La vitre. Toi. Moi. Tu me regardais, tu ne disais rien.
J'essayais d'ouvrir la bouche, je n'y arrivais pas .J'étais dehors, tu étais dedans.
Puis tu as bougé. Tu as tourné la tête à gauche, tu t’apprêtais à partir,et je ne pouvais pas entrer. Tout à coup, mes jambes se sont décollées du sol. Mes pieds ont bougé et je me suis élancée .
Je suis arrivée en plein dans la vitre pour te rattraper. Elle s'est brisée. Mes bras sont rentrés dans le verre. Je voulais crier, je n'y arrivais pas. Je suis tombée à genoux, au milieu des débris.
Le carrelage de la pièce était froid, comme ton expression, comme tes yeux, comme la vitre, comme la pluie, comme mon corps. Le choc de la chute m'a fait mal.
J'ai levé la tête, et je t'ai vu. Tu me jugeais, de haut. Étais-tu triste, étais-tu indifférent? Je ne sais pas. Tu m'as contemplée, longuement. Puis tu as tourné les talons. Tu es parti. Sans te retourner.
J’ai baissé mon regard par terre. Les morceaux de verre cassés étaient colorés de rouge, parsemés de gouttes de sang. Je n'ai rien dit. Après une éternité, j'ai réussi à décoller ma peau du sol. Tout mon être était meurtri. Je me suis relevée, je suis sortie de cette maison. Sortie de ta vie.
J'ai descendue la rue, et j'ai couru sur la route. Il avait arrêté de pleuvoir.
Le ciel, étoilé, s'assombrissait. Qu'est ce qu'il était beau ce paysage, avec ses milliers de paillettes fixées sur son drap bleu marine...

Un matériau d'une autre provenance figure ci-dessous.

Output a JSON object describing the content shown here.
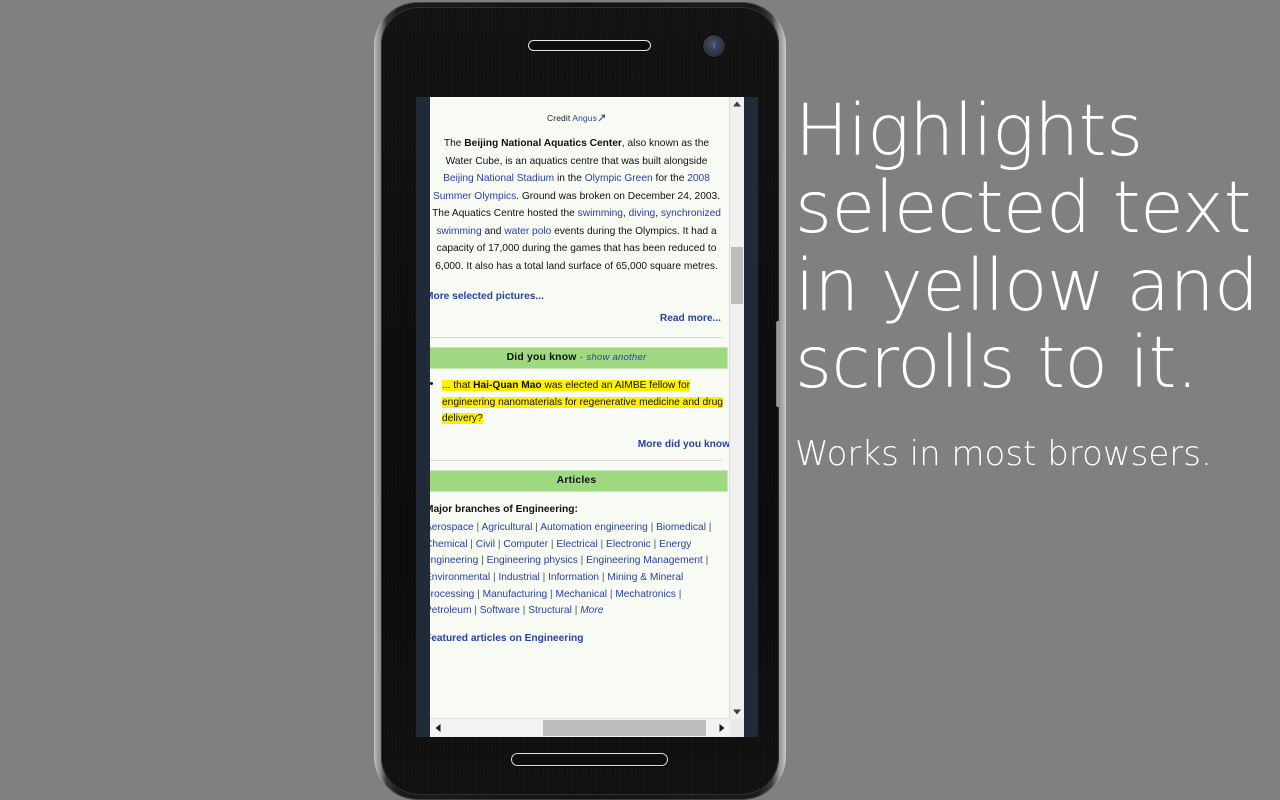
{
  "background_color": "#808080",
  "caption": {
    "headline": "Highlights selected text in yellow and scrolls to it.",
    "subline": "Works in most browsers."
  },
  "phone": {
    "earpiece_label": "earpiece-speaker",
    "camera_label": "front-camera",
    "bottom_speaker_label": "bottom-speaker",
    "volume_rocker_label": "volume-rocker"
  },
  "page": {
    "credit": {
      "label": "Credit",
      "author": "Angus",
      "icon": "external-link-icon"
    },
    "lead_paragraph": {
      "segments": [
        {
          "text": "The ",
          "style": "plain"
        },
        {
          "text": "Beijing National Aquatics Center",
          "style": "bold"
        },
        {
          "text": ", also known as the Water Cube, is an aquatics centre that was built alongside ",
          "style": "plain"
        },
        {
          "text": "Beijing National Stadium",
          "style": "link"
        },
        {
          "text": " in the ",
          "style": "plain"
        },
        {
          "text": "Olympic Green",
          "style": "link"
        },
        {
          "text": " for the ",
          "style": "plain"
        },
        {
          "text": "2008 Summer Olympics",
          "style": "link"
        },
        {
          "text": ". Ground was broken on December 24, 2003. The Aquatics Centre hosted the ",
          "style": "plain"
        },
        {
          "text": "swimming",
          "style": "link"
        },
        {
          "text": ", ",
          "style": "plain"
        },
        {
          "text": "diving",
          "style": "link"
        },
        {
          "text": ", ",
          "style": "plain"
        },
        {
          "text": "synchronized swimming",
          "style": "link"
        },
        {
          "text": " and ",
          "style": "plain"
        },
        {
          "text": "water polo",
          "style": "link"
        },
        {
          "text": " events during the Olympics. It had a capacity of 17,000 during the games that has been reduced to 6,000. It also has a total land surface of 65,000 square metres.",
          "style": "plain"
        }
      ],
      "plain_text": "The Beijing National Aquatics Center, also known as the Water Cube, is an aquatics centre that was built alongside Beijing National Stadium in the Olympic Green for the 2008 Summer Olympics. Ground was broken on December 24, 2003. The Aquatics Centre hosted the swimming, diving, synchronized swimming and water polo events during the Olympics. It had a capacity of 17,000 during the games that has been reduced to 6,000. It also has a total land surface of 65,000 square metres."
    },
    "more_selected_pictures": "More selected pictures...",
    "read_more": "Read more...",
    "did_you_know": {
      "heading": "Did you know",
      "separator": " · ",
      "show_another": "show another",
      "item_prefix": "... that ",
      "item_bold": "Hai-Quan Mao",
      "item_rest": " was elected an AIMBE fellow for engineering nanomaterials for regenerative medicine and drug delivery?",
      "highlight_color": "#fff000",
      "more_link": "More did you know"
    },
    "articles": {
      "heading": "Articles",
      "branches_label": "Major branches of Engineering:",
      "branches": [
        "Aerospace",
        "Agricultural",
        "Automation engineering",
        "Biomedical",
        "Chemical",
        "Civil",
        "Computer",
        "Electrical",
        "Electronic",
        "Energy engineering",
        "Engineering physics",
        "Engineering Management",
        "Environmental",
        "Industrial",
        "Information",
        "Mining & Mineral processing",
        "Manufacturing",
        "Mechanical",
        "Mechatronics",
        "Petroleum",
        "Software",
        "Structural"
      ],
      "branches_more": "More",
      "featured": "Featured articles on Engineering"
    },
    "section_header_color": "#9ed881",
    "link_color": "#2a3fa8"
  },
  "scrollbars": {
    "v_up": "scroll-up-arrow",
    "v_down": "scroll-down-arrow",
    "h_left": "scroll-left-arrow",
    "h_right": "scroll-right-arrow"
  }
}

Je courais sur cette route, mes plaies encore ouvertes, mes larmes encore humides. Il n'y avait que moi, et le silence, entrecoupé par le bruit que pouvaient encore faire mes poumons. Je n'avais pas envie de stopper ma course, mais tout en moi ne voulait plus exister.
Une voiture est arrivée en face. Une sombre, de celles qui passent tout le temps. J'ai accéléré.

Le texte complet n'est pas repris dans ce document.